A coroutine that uses the simple_promise can use this secret signal like this:

async_helpers::simple_task<void> Example()
{
    auto policy = co_await
        async_helpers::get_simple_task_policy();
}

There appear to be a few schools of thought on how these secret signals should be made.

  • One school uses marker structures with default constructors. That’s what we did here with get_simple_task_policy.
  • Another school uses marker structures that are returned by purpose-built functions. That’s how C++/WinRT does things.
  • A third school of thought uses premade sentinel objects.

An implementation that follow the second school would go like this:

struct get_simple_task_policy_t {};
inline constexpr get_simple_task_policy_t
get_simple_task_policy()
{
    return {};
}

async_helpers::simple_task<void> Example()
{
    auto policy = co_await
        async_helpers::get_simple_task_policy();
}

The inline function get_simple_task_policy() returns an instance of the marker.

An implementation that followed the third school would go like this:

struct get_simple_task_policy_t {};
inline constexpr get_simple_task_policy_t get_simple_task_policy;

async_helpers::simple_task<void> Example()
{
    auto policy = co_await
        async_helpers::get_simple_task_policy;
}

An advantage of the first two designs is that you can parameterize the secret signal. For example, you could have

co_await report_progress(50);

to report that you were 50% done.

An advantage of the third design is that it removes a set of pesky parentheses.

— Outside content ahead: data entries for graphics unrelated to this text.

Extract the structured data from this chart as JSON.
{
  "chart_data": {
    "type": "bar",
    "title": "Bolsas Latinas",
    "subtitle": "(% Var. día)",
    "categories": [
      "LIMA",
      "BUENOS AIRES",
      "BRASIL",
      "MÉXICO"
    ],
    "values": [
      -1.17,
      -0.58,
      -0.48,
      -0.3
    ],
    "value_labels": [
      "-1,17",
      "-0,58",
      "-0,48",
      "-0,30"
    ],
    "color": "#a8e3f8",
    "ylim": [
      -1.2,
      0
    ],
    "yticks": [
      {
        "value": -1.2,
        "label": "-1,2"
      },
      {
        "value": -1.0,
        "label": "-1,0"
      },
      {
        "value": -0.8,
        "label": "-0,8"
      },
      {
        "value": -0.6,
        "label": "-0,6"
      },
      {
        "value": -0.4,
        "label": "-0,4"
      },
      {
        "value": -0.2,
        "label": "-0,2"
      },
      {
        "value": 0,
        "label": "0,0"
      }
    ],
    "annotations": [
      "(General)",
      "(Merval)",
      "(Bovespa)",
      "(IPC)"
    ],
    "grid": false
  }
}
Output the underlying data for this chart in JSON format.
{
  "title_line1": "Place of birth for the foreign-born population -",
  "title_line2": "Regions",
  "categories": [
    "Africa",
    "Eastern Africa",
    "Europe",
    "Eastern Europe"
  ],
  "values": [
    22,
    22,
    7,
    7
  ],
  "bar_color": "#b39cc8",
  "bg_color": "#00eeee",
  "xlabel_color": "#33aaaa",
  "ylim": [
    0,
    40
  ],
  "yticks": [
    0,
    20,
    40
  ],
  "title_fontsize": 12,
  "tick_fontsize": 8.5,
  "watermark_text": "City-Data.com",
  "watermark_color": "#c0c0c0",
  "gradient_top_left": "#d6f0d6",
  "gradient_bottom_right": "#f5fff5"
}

Unfortunately, we can’t just stop there, because the language rules say that await_transform is all-or-nothing. If you have any await_transform method, then you must handle all possible awaitables. In order to soak up the other awaitables and pass them through, we need to add

        // in struct simple_promise_base<T>
        template<typename U>
        U&& await_transform(U&& awaitable) noexcept
        {
            return static_cast<U&&>(awaitable);
        }
    }

The await_transform lets you insert code into every co_await operation, but sadly the mechanism to do this is quite cumbersome because wrapping the existing awaitable requires you first to find the awaitable by replicating the algorithm used by the compiler. You end up having to do a bunch of SFINAE to look for a co_await operator that will produce the awaitable you need to wrap, or give up and use the object as its own awaiter. (And good luck expressing the operator overload conflict resolution algorithm in template metaprogramming.)